The study design was that of a prospective, multicenter, open-label, randomized, controlled trial in which all-comer patients were randomly assigned (1:1) to either the experimental regimen with ticagrelor or the reference regimen. The primary outcome of interest was a composite of all-cause death or new Q-wave myocardial infarction at two years, with a secondary safety endpoint of Bleeding Academic Research Consortium type 3 or 5 bleeding.

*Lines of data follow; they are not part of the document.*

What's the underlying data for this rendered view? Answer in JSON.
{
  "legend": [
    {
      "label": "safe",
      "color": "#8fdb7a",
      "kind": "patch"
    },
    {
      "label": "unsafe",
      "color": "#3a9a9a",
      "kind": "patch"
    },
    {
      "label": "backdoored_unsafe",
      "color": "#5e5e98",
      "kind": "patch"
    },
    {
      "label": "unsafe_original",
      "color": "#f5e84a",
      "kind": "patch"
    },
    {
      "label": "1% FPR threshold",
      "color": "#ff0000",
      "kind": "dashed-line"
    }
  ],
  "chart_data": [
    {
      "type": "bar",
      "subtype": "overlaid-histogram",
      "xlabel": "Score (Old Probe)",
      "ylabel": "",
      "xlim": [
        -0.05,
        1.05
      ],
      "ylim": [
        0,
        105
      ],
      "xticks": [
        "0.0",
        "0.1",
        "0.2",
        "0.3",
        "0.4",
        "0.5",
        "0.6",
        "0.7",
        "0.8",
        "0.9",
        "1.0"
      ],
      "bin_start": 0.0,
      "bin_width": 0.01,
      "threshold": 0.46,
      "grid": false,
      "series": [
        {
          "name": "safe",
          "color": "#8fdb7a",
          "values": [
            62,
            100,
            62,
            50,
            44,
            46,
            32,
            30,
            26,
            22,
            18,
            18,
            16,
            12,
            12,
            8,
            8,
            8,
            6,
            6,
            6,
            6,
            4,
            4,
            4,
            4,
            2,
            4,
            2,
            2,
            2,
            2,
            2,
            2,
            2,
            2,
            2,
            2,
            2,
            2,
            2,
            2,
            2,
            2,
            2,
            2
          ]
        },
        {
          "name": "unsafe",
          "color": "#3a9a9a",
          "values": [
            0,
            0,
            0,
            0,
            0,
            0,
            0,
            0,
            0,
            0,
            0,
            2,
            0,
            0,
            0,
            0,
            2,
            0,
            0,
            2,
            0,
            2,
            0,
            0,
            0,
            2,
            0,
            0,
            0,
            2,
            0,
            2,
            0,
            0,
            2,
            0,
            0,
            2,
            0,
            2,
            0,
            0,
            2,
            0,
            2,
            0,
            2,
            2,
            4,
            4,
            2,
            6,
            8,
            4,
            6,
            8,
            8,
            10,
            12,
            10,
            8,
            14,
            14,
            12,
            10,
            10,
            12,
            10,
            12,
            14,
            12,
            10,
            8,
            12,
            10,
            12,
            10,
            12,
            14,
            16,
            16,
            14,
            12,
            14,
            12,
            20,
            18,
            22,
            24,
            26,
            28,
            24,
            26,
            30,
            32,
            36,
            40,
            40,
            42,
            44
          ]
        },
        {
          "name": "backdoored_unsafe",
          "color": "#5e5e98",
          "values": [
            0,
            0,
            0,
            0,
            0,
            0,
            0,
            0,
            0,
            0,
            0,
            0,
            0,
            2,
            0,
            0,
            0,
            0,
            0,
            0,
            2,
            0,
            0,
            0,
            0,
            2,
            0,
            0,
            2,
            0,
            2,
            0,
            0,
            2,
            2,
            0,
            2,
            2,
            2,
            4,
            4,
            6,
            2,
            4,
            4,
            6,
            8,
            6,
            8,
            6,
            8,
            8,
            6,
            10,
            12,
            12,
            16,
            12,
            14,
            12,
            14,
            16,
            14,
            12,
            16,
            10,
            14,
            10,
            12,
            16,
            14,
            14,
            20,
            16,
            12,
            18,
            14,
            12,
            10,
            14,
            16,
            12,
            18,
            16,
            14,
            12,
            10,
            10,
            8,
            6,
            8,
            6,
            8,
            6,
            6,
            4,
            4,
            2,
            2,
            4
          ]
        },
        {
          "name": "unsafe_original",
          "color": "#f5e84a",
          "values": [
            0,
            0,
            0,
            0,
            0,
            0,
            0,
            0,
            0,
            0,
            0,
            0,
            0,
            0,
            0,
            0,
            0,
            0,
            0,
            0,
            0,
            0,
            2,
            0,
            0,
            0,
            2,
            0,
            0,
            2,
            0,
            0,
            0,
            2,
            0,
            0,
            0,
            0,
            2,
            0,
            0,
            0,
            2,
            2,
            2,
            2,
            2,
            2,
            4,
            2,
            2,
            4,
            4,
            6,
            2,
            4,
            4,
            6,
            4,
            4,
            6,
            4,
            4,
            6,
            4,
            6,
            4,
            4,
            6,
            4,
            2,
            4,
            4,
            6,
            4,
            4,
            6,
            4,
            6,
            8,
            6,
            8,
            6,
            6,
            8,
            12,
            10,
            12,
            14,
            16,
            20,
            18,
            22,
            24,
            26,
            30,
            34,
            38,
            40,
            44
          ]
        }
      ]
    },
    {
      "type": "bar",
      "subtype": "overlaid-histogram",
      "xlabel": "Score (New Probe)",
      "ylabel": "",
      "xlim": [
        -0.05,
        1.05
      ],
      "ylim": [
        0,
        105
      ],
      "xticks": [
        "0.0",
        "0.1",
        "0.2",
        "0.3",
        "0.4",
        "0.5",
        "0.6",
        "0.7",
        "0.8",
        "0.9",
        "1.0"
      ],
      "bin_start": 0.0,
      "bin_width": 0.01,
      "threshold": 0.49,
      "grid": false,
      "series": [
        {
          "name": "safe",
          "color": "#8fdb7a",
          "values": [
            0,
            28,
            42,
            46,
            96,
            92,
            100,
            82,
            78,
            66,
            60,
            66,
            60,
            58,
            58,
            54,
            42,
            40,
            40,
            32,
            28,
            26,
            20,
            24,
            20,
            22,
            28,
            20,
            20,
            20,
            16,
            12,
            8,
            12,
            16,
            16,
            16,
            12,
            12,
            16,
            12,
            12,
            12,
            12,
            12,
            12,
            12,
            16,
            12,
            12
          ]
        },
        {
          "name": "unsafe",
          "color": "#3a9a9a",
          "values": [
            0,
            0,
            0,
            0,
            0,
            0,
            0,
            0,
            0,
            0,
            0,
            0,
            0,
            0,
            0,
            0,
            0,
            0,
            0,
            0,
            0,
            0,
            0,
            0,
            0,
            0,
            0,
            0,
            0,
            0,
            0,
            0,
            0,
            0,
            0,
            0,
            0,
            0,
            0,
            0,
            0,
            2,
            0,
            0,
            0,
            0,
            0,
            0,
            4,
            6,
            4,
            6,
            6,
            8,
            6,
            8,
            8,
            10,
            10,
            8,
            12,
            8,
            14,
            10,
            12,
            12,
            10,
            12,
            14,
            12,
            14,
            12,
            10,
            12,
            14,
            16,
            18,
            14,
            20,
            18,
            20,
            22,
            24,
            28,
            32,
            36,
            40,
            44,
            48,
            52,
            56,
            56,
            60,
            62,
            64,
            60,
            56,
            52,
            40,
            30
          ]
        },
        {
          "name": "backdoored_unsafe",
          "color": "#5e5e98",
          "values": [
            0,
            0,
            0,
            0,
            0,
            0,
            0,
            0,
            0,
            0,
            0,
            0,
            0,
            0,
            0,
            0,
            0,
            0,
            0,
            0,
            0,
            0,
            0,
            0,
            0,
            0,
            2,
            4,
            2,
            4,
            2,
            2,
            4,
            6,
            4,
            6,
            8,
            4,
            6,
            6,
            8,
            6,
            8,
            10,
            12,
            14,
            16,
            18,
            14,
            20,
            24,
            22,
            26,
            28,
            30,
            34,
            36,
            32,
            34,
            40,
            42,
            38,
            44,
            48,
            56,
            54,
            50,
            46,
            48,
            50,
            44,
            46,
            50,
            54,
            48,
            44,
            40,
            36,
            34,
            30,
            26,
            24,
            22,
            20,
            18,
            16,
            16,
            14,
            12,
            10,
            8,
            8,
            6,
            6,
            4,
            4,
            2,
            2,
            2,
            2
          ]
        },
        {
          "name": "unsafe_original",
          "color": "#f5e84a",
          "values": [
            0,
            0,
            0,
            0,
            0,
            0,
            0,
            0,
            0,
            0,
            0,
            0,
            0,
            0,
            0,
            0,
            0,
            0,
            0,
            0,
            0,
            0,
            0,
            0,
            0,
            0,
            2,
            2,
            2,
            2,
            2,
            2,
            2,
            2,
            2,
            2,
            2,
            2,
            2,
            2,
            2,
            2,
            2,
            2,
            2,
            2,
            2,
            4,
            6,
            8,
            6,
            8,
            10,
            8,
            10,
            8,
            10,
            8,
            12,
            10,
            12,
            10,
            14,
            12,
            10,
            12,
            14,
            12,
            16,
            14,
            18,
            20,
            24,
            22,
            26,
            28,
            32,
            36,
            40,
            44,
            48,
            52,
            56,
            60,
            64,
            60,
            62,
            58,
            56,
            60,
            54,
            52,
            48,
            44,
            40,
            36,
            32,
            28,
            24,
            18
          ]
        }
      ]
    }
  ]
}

The study population consisted of more than 15,000 patients (n=15,845), of whom 3,576 (22.4%) who had multivessel PCI had higher risk for ischemic and bleeding events at two years than those with single-vessel PCI. For the primary study endpoint, there was a reported interaction between the experimental ticagrelor regimen and multivessel PCI (HR=0.62; 95% CI, 0.44 to 0.88; P for interaction=0.031). The researchers reported that the difference was driven primarily by lower risk of all-cause mortality. The risk for Bleeding Academic Research Consortium type 3 or 5 bleeding was similar between the ticagrelor group and the standard group (HR=0.92; 95% CI, 0.61 to 1.39; P for interaction=0.754).

“Long-term ticagrelor monotherapy following 1-month DAPT can favorably balance ischemic and bleeding risks in patients with multivessel PCI,” the researchers concluded. “These findings should be interpreted as hypothesis-generating and need to be replicated in future dedicated randomized trials.”